Been Here and Gone: Woody Guthrie, Bob Dylan, and the 1960s

Between 1959 and 1970, John Cohen, himself an active participant in the music scene, captured photographs of Bob Dylan and Woody Guthrie, “two titans of American music at the opposite ends of their careers,” said Bob Santelli, exhibit curator. Been Here and Gone: Woody Guthrie, Bob Dylan, and the 1960s, featuring color and black-and-white prints, coincides with both the release of Dylan’s new album, Another Self Portrait 1969-1971, and Guthrie’s centennial.

In 1970, Cohen made photographs of a young Dylan in New York City near Dylan’s home in Greenwich Village and in Putnam Valley around Cohen’s farmhouse. Ektachrome slides of these photo sessions were recently unearthed during the selection of unreleased recordings and demos from the period for Dylan’s new Bootleg Series album. From these, limited edition prints have been made and are now available for the first time.

A decade earlier, in the late 1950s and early 1960s, a revival of folk music was taking place, and Woody Guthrie, American folk music’s most influential figure, was making his last appearances. Cohen spent time with Guthrie during this period and made intimate photographs of the music icon.

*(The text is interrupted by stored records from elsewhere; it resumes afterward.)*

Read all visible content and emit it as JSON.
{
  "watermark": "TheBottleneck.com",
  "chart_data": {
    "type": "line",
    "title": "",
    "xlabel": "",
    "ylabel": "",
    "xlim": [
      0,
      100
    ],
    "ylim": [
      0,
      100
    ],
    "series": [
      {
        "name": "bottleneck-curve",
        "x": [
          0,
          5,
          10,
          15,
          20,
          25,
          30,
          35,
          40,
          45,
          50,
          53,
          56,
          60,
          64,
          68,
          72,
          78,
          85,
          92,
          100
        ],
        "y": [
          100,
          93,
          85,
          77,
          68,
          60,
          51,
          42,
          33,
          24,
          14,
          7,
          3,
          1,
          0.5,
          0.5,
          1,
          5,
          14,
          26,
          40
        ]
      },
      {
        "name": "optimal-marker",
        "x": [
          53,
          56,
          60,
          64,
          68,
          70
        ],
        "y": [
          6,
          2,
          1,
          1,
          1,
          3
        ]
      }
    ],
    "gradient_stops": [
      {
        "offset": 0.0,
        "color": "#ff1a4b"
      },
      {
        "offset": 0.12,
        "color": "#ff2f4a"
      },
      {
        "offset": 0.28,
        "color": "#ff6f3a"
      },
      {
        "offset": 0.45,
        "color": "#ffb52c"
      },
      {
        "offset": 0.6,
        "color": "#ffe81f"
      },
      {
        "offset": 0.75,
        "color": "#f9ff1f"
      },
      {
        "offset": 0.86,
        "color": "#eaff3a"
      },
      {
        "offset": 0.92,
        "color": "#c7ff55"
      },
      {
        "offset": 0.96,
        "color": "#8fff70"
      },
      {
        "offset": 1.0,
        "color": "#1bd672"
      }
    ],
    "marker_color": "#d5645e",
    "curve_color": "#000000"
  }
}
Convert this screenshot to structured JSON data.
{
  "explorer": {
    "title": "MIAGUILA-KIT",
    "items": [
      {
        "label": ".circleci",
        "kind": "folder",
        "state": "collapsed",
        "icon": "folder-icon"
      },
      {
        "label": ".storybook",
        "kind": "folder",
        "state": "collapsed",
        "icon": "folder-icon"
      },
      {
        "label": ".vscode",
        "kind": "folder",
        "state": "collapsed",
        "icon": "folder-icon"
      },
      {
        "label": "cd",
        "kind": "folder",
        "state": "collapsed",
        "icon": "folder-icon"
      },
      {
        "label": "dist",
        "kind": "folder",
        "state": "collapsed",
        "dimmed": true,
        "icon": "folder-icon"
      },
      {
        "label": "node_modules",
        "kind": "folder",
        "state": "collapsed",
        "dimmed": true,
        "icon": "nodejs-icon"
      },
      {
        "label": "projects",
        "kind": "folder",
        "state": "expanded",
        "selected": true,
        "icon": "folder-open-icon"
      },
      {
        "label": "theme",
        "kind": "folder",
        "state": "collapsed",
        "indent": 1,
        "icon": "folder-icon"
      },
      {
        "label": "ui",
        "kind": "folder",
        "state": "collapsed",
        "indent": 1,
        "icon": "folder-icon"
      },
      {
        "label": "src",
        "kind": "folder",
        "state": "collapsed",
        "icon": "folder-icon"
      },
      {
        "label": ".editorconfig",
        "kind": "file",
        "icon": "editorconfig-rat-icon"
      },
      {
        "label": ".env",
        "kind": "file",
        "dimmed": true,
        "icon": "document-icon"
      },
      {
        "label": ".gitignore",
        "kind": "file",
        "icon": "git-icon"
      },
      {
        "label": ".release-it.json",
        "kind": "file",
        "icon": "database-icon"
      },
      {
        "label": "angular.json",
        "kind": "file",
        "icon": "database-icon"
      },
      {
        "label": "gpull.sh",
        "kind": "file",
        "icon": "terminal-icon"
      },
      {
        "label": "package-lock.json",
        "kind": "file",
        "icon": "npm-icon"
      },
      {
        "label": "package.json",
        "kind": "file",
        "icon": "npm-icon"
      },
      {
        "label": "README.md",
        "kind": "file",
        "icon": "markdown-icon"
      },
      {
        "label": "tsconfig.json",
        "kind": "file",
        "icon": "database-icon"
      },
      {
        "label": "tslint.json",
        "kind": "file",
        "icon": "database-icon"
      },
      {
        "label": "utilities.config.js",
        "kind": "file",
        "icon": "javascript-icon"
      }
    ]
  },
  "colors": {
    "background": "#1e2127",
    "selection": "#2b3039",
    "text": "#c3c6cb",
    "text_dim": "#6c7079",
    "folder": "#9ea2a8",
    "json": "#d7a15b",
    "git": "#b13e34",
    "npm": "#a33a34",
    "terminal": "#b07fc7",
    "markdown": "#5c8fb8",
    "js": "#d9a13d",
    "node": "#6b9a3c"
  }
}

In addition to being a photographer and filmmaker, Cohen is also a musician who for 50 years performed and recorded with the New Lost City Ramblers, one of the folk revival’s most authentic and respected groups. His archive resides at the Library of Congress, and his photographs are in many important private collections as well as the permanent collections of The Metropolitan Museum of Art, The Museum of Modern Art, and Brooklyn Museum in New York; New York Public Library; Philadelphia Museum of Art; National Gallery of Art and National Portrait Gallery in Washington, D.C.; Yale University Art Gallery in Connecticut; and the Victoria and Albert Museum in London.